On assiste aussi à l'essor de la fitness, mais plus généralement dans des installations privées et payantes, loin d'être accessibles à tous puisque les cotisations y vont de 60 jusqu'à 3 000 euros.
Les choses bougent aussi en Europe, où l'on a vu apparaître dans les statistiques un « indice du bonheur brut », preuve que la notion de bien-être y gagne en faveur. Le ministère de la Défense de Belgique n'a-t-il pas, d'ailleurs, créé en son sein une division du bien-être, qui, pour s'adresser à des hommes - qui représentent la majorité de l'effectif - n'en est pas moins tenue par des femmes.
J'ai travaillé avec des équipes médicales, qui ont mis en évidence le rôle de l'activité musculaire dans le bien-être : l'expérience de personnes handicapées dont les jambes sont stimulées pour actionner les roues d'un vélo montre que les muscles ainsi mis en action envoient au cerveau des signaux et des hormones qui favorisent le bien-être.
Mme Gisèle Printz. - Je ne suis pas une grande sportive. Il faut dire que, de mon temps, nous n'avions guère d'autre activité sportive que la marche... On n'apprenait pas à nager. Il me semble que, si le sport santé nature attire davantage les femmes que le sport de compétition, c'est qu'il est plus familial, et moins astreignant. Son développement me semble une bonne chose.
Mme Edwige Avice. - Pour avoir connu de nombreux sportifs de haut niveau, je n'ai pas constaté une moindre énergie ou moins de volonté de vaincre chez les femmes. Je dirai même qu'au contraire, dans la mesure où l'on a beaucoup cherché à développer l'esprit de compétition chez les filles, elles sont souvent plus combatives que les garçons. Elles en veulent !

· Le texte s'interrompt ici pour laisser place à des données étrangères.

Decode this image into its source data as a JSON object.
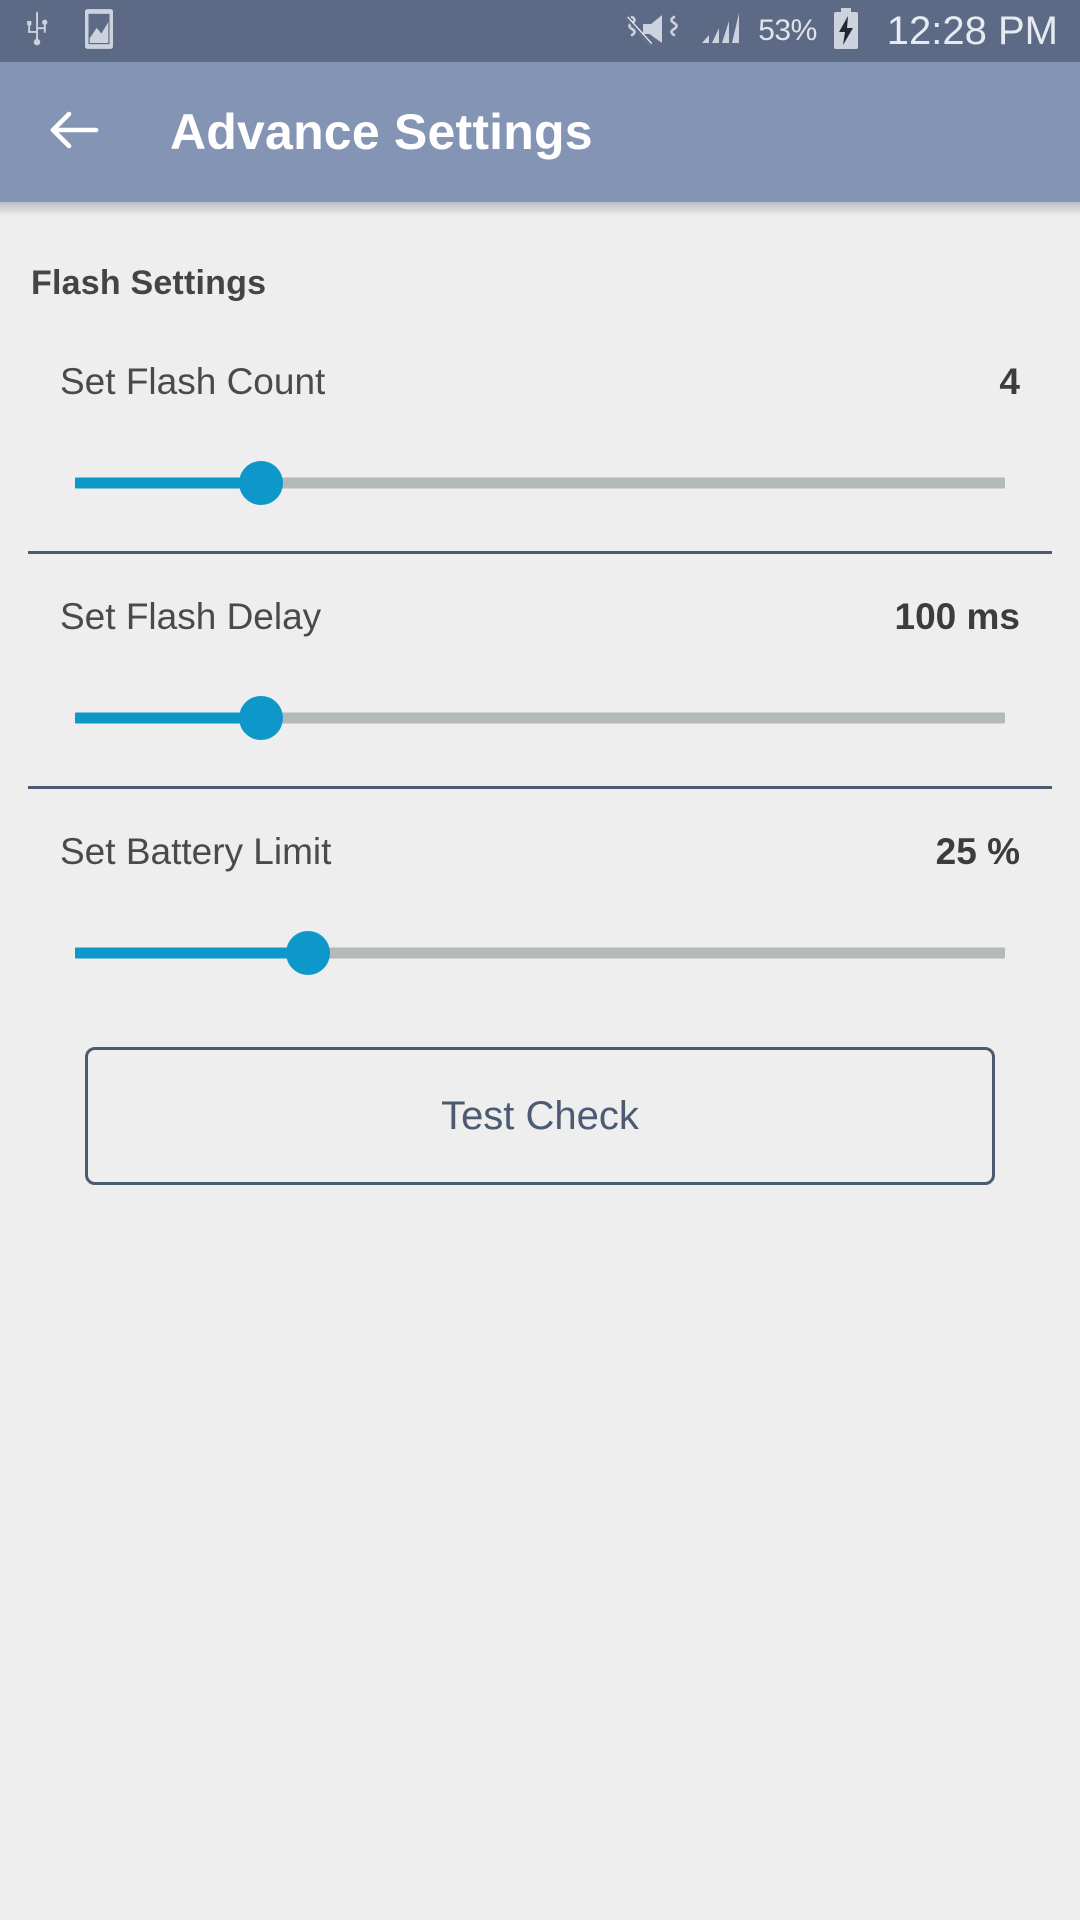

Mme Christiane Kammermann. - Vous avez souligné combien le sport est source de mieux-être, c'est important, et je vous remercie pour tout ce que vous nous avez appris.
Mme Edwige Avice. - Une restriction cependant : on oriente encore davantage les filles vers les sports individuels plutôt que vers les sports collectifs, comme le foot.
Mme Christiane Kammermann. - Il est des sports collectifs moins violents que le foot, comme le basket ou le volley-ball.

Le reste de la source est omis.